Perhaps instead the full file system was the result of a gradual increase in usage over the past few weeks. Administrators were either not aware of or ignored the trend of increasing disk usage. The root cause of the problem in this case is the ignorance of the administrators, which could be remedied by implementing new monitoring procedures or configuring a software monitor to report excessive disk usage before it becomes critical. This example perfectly demonstrates a situation in which proactive monitoring (discussed at length in Chapter 6) is more effective than reactive monitoring.

What can root cause analysis do for you beyond assigning blame? It helps you identify the real causes of your problems rather than the immediate causes or symptoms. While you can deal with immediate causes as they are found, eliminating root causes can make their resulting problems disappear forever, as there is no more seed from which outages can spawn.

In general, identifying a root cause requires you to trace the development of a problem from its symptoms back to the event or condition that set the problem into motion. After determining what caused the actual symptoms of the problem, you must determine what caused those problems, and so on, until you finally reach a problem for which there is no cause that you can remedy—that will be the root cause of the problem. In essence, you are creating a genealogy of the problem, tracing its roots back to the beginning.

Avoid Band-Aid Solutions

Band-Aid solutions are those which mask the symptoms of a problem, but do not actually eliminate the cause of the problem. For example, in the spamming example mentioned previously, adding more disk space would prevent the mailbox file system from filling up, but only temporarily. This is a Band-Aid solution; to truly solve the problem, the root cause—in this case, spammers—must be found and remedied.

Summary

Managing outages can be a challenging part of a system administrator's job; often, these outages can be scary and overwhelming. However, you can't let these outages control your daily life or take over your IT department. As you resolve problems over the years, you learn how to better analyze new problems and fix them using previous experience. Your calm will eventually overtake your anxiety, and you will be handling outage situations with composure you didn't know you had.
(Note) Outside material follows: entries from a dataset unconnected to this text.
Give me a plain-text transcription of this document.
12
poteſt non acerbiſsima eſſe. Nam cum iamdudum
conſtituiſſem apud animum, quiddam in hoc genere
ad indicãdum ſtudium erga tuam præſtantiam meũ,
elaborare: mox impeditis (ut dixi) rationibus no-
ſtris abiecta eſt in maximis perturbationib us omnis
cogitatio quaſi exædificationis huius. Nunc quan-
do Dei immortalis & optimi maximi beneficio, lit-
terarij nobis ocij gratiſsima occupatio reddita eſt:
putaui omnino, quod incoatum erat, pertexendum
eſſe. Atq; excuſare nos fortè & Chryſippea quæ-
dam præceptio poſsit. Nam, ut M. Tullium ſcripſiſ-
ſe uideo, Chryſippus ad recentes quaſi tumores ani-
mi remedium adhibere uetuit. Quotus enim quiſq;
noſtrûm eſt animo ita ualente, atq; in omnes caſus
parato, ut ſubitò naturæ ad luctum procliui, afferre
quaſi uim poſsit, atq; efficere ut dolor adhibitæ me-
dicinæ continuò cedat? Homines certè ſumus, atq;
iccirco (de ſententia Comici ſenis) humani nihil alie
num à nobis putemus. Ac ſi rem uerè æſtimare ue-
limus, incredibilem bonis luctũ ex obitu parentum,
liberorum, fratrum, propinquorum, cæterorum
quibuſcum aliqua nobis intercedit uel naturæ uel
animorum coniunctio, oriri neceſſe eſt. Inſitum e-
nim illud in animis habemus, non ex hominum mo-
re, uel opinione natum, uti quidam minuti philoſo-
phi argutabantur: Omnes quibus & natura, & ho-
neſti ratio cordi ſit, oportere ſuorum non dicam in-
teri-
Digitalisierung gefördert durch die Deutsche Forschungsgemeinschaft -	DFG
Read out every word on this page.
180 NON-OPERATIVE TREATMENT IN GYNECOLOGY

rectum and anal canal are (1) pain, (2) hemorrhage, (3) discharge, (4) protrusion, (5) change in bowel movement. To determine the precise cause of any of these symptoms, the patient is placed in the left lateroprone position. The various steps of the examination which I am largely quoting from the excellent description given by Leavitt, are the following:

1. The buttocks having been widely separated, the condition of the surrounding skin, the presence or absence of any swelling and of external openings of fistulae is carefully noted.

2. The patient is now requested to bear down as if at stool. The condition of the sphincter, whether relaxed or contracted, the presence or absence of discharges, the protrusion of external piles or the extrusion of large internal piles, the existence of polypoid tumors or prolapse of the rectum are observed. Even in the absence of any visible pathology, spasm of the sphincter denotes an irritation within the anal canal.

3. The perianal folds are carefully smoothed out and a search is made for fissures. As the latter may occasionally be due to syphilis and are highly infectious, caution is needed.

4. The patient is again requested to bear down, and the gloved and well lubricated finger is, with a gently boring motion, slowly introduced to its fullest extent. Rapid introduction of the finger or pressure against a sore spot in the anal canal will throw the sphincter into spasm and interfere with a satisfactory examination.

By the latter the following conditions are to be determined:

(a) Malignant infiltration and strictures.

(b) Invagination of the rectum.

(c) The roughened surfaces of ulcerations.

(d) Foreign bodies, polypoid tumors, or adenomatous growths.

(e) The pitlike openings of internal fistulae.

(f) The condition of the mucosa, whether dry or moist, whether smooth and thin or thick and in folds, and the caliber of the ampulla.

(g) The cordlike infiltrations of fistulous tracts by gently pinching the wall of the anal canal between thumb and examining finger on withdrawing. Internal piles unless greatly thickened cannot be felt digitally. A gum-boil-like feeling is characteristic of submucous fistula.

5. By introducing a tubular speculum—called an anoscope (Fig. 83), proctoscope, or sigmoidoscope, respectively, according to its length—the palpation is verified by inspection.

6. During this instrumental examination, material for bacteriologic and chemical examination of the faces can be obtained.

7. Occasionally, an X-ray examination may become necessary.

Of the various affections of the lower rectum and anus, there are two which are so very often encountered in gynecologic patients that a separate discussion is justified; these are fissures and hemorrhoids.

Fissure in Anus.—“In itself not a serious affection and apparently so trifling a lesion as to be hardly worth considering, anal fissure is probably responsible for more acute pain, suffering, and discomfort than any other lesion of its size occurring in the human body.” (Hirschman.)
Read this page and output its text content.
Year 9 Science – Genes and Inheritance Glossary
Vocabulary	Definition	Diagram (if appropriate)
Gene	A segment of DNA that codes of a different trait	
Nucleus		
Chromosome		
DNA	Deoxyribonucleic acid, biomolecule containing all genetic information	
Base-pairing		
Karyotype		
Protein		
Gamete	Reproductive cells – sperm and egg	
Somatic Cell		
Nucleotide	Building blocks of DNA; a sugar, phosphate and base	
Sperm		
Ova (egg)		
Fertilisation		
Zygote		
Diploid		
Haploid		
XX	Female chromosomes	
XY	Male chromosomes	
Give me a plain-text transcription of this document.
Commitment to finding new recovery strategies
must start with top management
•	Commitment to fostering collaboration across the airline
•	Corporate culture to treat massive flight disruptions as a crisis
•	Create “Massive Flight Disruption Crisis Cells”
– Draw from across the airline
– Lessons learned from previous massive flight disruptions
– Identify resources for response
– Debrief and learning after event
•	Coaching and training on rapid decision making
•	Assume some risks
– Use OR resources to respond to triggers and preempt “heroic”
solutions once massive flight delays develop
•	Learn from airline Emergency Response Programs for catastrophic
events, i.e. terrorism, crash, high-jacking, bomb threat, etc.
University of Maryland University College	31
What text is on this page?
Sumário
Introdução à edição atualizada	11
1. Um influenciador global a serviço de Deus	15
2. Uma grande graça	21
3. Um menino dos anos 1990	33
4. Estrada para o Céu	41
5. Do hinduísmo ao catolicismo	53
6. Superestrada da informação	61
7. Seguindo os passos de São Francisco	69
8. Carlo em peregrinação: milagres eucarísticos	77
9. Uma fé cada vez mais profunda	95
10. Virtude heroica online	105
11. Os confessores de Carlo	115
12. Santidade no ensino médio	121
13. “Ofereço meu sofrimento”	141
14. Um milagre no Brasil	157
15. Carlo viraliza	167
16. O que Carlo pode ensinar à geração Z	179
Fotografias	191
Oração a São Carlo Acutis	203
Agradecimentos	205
This chapter introduced the most common types of outages that can occur and how to manage them. Some outages are created on purpose to service hardware and software; these scheduled outages should be performed within a designated maintenance window. When outages do occur, it is important to accurately measure how long they last to monitor your compliance with service level agreements (SLAs). Your actions during an outage are important as well; setting production values such as responding to problem reports in a timely manner and documenting outage procedures will help you and other administrators deal with problems more effectively. Finally, when an outage is resolved, you should perform a root cause analysis to determine the true cause of the problem and fix it; this goes a long way toward eradicating those outages from your infrastructure for good, and fewer outages make for a happier system administrator!